The article, for example, cited an unnamed source “familiar with the Jewish National Fund president’s activities” who stated that Lauder had on multiple occasions transported Netanyahu’s secretive American campaign consultant, Arthur Finkelstein, to Israel on his private plane to meet with his client.

But Lauder stated unequivocally at the second meeting that this was not true. Lauder, who has been close to Finkelstein since the consultant ran Lauder’s unsuccessful 1989 campaign for New York mayor, said that before coming to the meeting he had checked the records on his private plane and those of the company whose planes he leased.

According to participants, Lauder also described a 1994 donation he made to a U.S. charity run by Likud’s officially registered foreign agent and fund-raiser in the United States as a legitimate charitable contribution.

A Lauder spokeswoman referred questions put to him about the meeting to conference executive vice president Malcolm Hoenlein.

“They went through all the specifics, and he replied to the committee’s satisfaction,” Hoenlein told The Jewish Week.

Rabbi Eric Yoffie, president of Reform Judaism’s Union of American Hebrew Congregations, had been expected to propose postponing the vote on behalf of a coalition of some 15 organizations within the conference.

Many were dovish groups opposed to Lauder because of his undisputed close personal ties and political sympathy with the more hard-line Netanyahu. But Rabbi Yoffie stressed his own concern was solely with the question of whether a proposed leader of the avowedly nonpartisan Presidents Conference was involved financially in a partisan domestic Israeli political campaign.

Rabbi Yoffie said Tuesday that he learned only upon arriving at the full meeting about the nominating committee parley of the night before. In particular, said Rabbi Yoffie, he learned only then that his movement’s representative on the committee had voted to accept Lauder’s assertions and reapprove his nomination.

“The Reform and Conservative representatives on the committee were convinced that [the points raised in The Jewish Week story] were not sufficient,” said Rabbi Yoffie, “and I must accept their judgment on that.”
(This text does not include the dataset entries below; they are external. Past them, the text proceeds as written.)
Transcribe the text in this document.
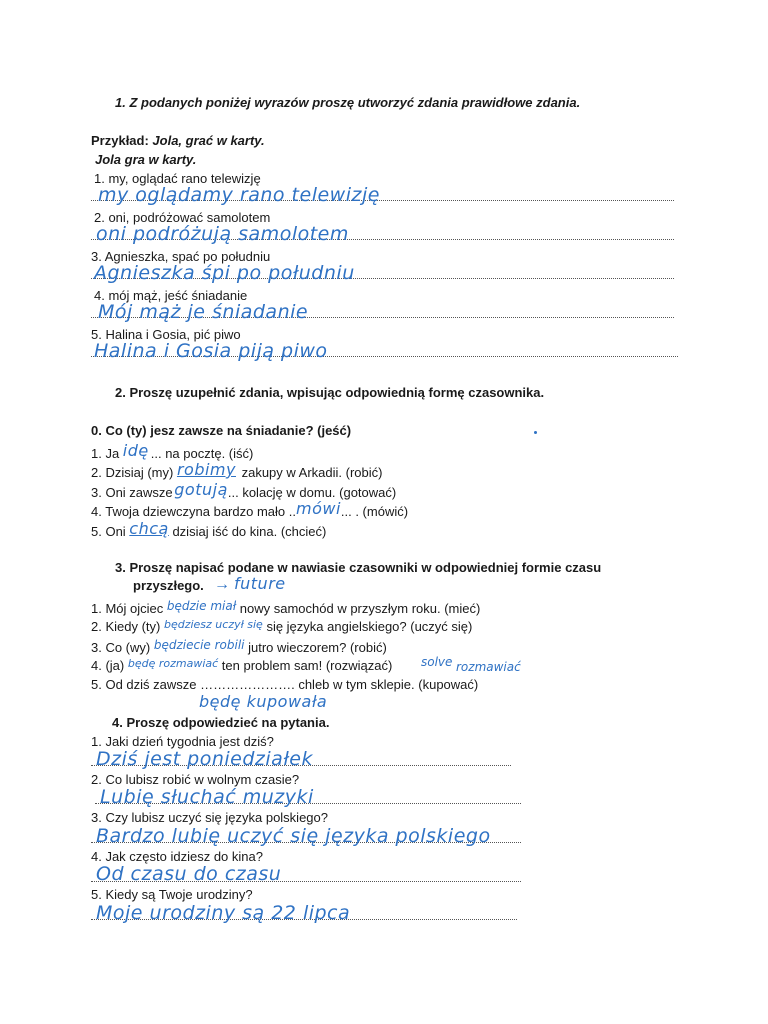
1. Z podanych poniżej wyrazów proszę utworzyć zdania prawidłowe zdania.
Przykład: Jola, grać w karty.
Jola gra w karty.
1. my, oglądać rano telewizję
my oglądamy rano telewizję
2. oni, podróżować samolotem
oni podróżują samolotem
3. Agnieszka, spać po południu
Agnieszka śpi po południu
4. mój mąż, jeść śniadanie
Mój mąż je śniadanie
5. Halina i Gosia, pić piwo
Halina i Gosia piją piwo
2. Proszę uzupełnić zdania, wpisując odpowiednią formę czasownika.
0. Co (ty) jesz zawsze na śniadanie? (jeść)
1. Ja idę ... na pocztę. (iść)
2. Dzisiaj (my) robimy zakupy w Arkadii. (robić)
3. Oni zawsze gotują... kolację w domu. (gotować)
4. Twoja dziewczyna bardzo mało ..mówi... . (mówić)
5. Oni chcą dzisiaj iść do kina. (chcieć)
3. Proszę napisać podane w nawiasie czasowniki w odpowiedniej formie czasu
przyszłego. → future
1. Mój ojciec będzie miał nowy samochód w przyszłym roku. (mieć)
2. Kiedy (ty) $^{będziesz uczył się}$ się języka angielskiego? (uczyć się)
3. Co (wy) będziecie robili jutro wieczorem? (robić)
4. (ja) $^{będę rozmawiać}$ ten problem sam! (rozwiązać) solve rozmawiać
5. Od dziś zawsze …………………. chleb w tym sklepie. (kupować)
będę kupowała
4. Proszę odpowiedzieć na pytania.
1. Jaki dzień tygodnia jest dziś?
Dziś jest poniedziałek
2. Co lubisz robić w wolnym czasie?
Lubię słuchać muzyki
3. Czy lubisz uczyć się języka polskiego?
Bardzo lubię uczyć się języka polskiego
4. Jak często idziesz do kina?
Od czasu do czasu
5. Kiedy są Twoje urodziny?
Moje urodziny są 22 lipca
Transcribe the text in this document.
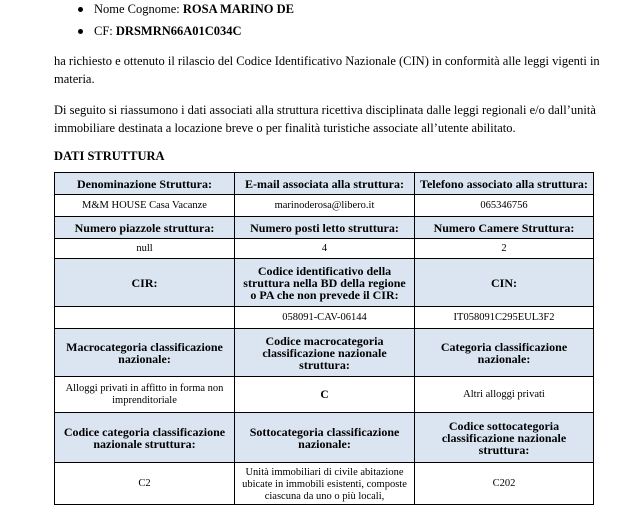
Nome Cognome: ROSA MARINO DE
CF: DRSMRN66A01C034C

ha richiesto e ottenuto il rilascio del Codice Identificativo Nazionale (CIN) in conformità alle leggi vigenti in materia.

Di seguito si riassumono i dati associati alla struttura ricettiva disciplinata dalle leggi regionali e/o dall’unità immobiliare destinata a locazione breve o per finalità turistiche associate all’utente abilitato.

DATI STRUTTURA

Denominazione Struttura:	E-mail associata alla struttura:	Telefono associato alla struttura:
M&M HOUSE Casa Vacanze	marinoderosa@libero.it	065346756
Numero piazzole struttura:	Numero posti letto struttura:	Numero Camere Struttura:
null	4	2
CIR:	Codice identificativo della struttura nella BD della regione o PA che non prevede il CIR:	CIN:
	058091-CAV-06144	IT058091C295EUL3F2
Macrocategoria classificazione nazionale:	Codice macrocategoria classificazione nazionale struttura:	Categoria classificazione nazionale:
Alloggi privati in affitto in forma non imprenditoriale	C	Altri alloggi privati
Codice categoria classificazione nazionale struttura:	Sottocategoria classificazione nazionale:	Codice sottocategoria classificazione nazionale struttura:
C2	Unità immobiliari di civile abitazione ubicate in immobili esistenti, composte ciascuna da uno o più locali,	C202
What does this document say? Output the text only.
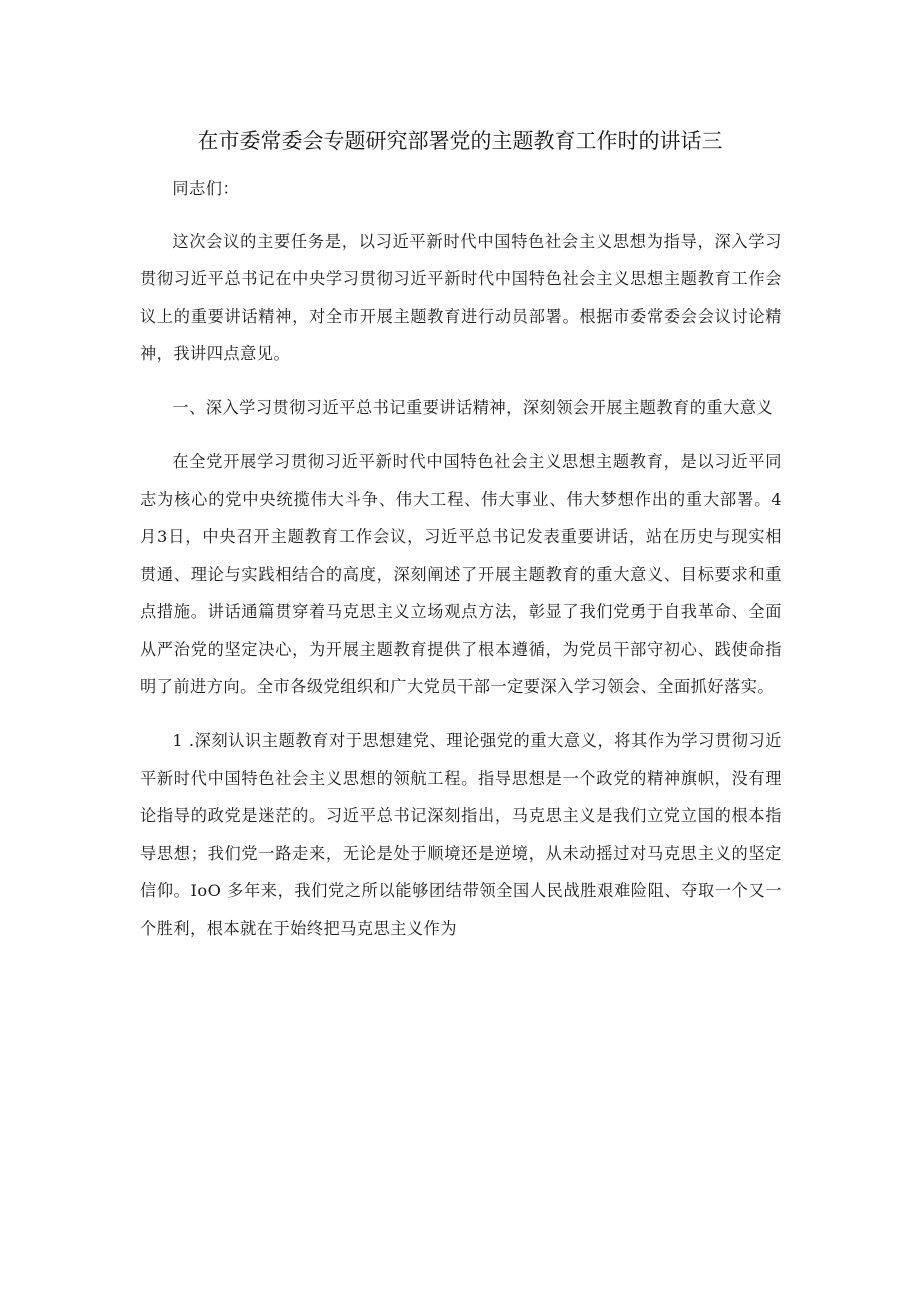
在市委常委会专题研究部署党的主题教育工作时的讲话三

同志们：

这次会议的主要任务是，以习近平新时代中国特色社会主义思想为指导，深入学习贯彻习近平总书记在中央学习贯彻习近平新时代中国特色社会主义思想主题教育工作会议上的重要讲话精神，对全市开展主题教育进行动员部署。根据市委常委会会议讨论精神，我讲四点意见。

一、深入学习贯彻习近平总书记重要讲话精神，深刻领会开展主题教育的重大意义

在全党开展学习贯彻习近平新时代中国特色社会主义思想主题教育，是以习近平同志为核心的党中央统揽伟大斗争、伟大工程、伟大事业、伟大梦想作出的重大部署。4月3日，中央召开主题教育工作会议，习近平总书记发表重要讲话，站在历史与现实相贯通、理论与实践相结合的高度，深刻阐述了开展主题教育的重大意义、目标要求和重点措施。讲话通篇贯穿着马克思主义立场观点方法，彰显了我们党勇于自我革命、全面从严治党的坚定决心，为开展主题教育提供了根本遵循，为党员干部守初心、践使命指明了前进方向。全市各级党组织和广大党员干部一定要深入学习领会、全面抓好落实。

1 .深刻认识主题教育对于思想建党、理论强党的重大意义，将其作为学习贯彻习近平新时代中国特色社会主义思想的领航工程。指导思想是一个政党的精神旗帜，没有理论指导的政党是迷茫的。习近平总书记深刻指出，马克思主义是我们立党立国的根本指导思想；我们党一路走来，无论是处于顺境还是逆境，从未动摇过对马克思主义的坚定信仰。IoO 多年来，我们党之所以能够团结带领全国人民战胜艰难险阻、夺取一个又一个胜利，根本就在于始终把马克思主义作为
Judy Silverman, president of Women of Reform Judaism and the Reform movement’s representative on the nominating committee, declined to comment on what took place in the meeting.

But according to sources with knowledge of the meeting, there was significant pressure on the skeptical minority to vote with the majority favoring Lauder.

“There were only two on one side” against going ahead with the vote on Lauder on the seven-person committee, said one source. “If it was three against four, it would have been different.

“The pressure was really on,” said another source.

This source described committee chairman Levy as being adamant that Lauder be approved, saying that a failure to do so would be a stain on his leadership of the committee. Another source described Levy as simply “anxious” to have the previous vote reaffirmed, but added “ ‘adamant’ would denote a degree of insistence I don’t think is accurate.”

Levy said that after the meeting, he was congratulated for his balanced handling of the meeting.

“I left the whole process feeling good that I was able to achieve our result without in any way being prejudiced,” he said.

Meanwhile, as more information emerges about Finkelstein’s rates, questions continue to deepen over just who has been paying for his work for Netanyahu.

According to a report in the on-line political magazine “Gridlock & Load,” Federal Elections Commission records show that Finkelstein received $221,900 in 1995 from then-Sen. Alfonse D’Amato’s campaign committee for consulting services. D’Amato’s committee paid him another $61,200 that year for polling duties.

In 1994, New Yorkers for D’Amato paid Finkelstein $140,000 for his consulting, the webzine reported.

But according to a senior Likud Party official with access to the party’s finance records, those records indicate that Likud’s retainer fee for Finkelstein was only $4,000 per month in 1998 — an off-election year in Israel, as were 1994 and 1995 for D’Amato. The fee would also presumably have had to cover Finkelstein’s air travel to Israel and hotel lodging there.

“I assume that for every dollar the Likud give him, he gets more from others,” the senior Likud official said.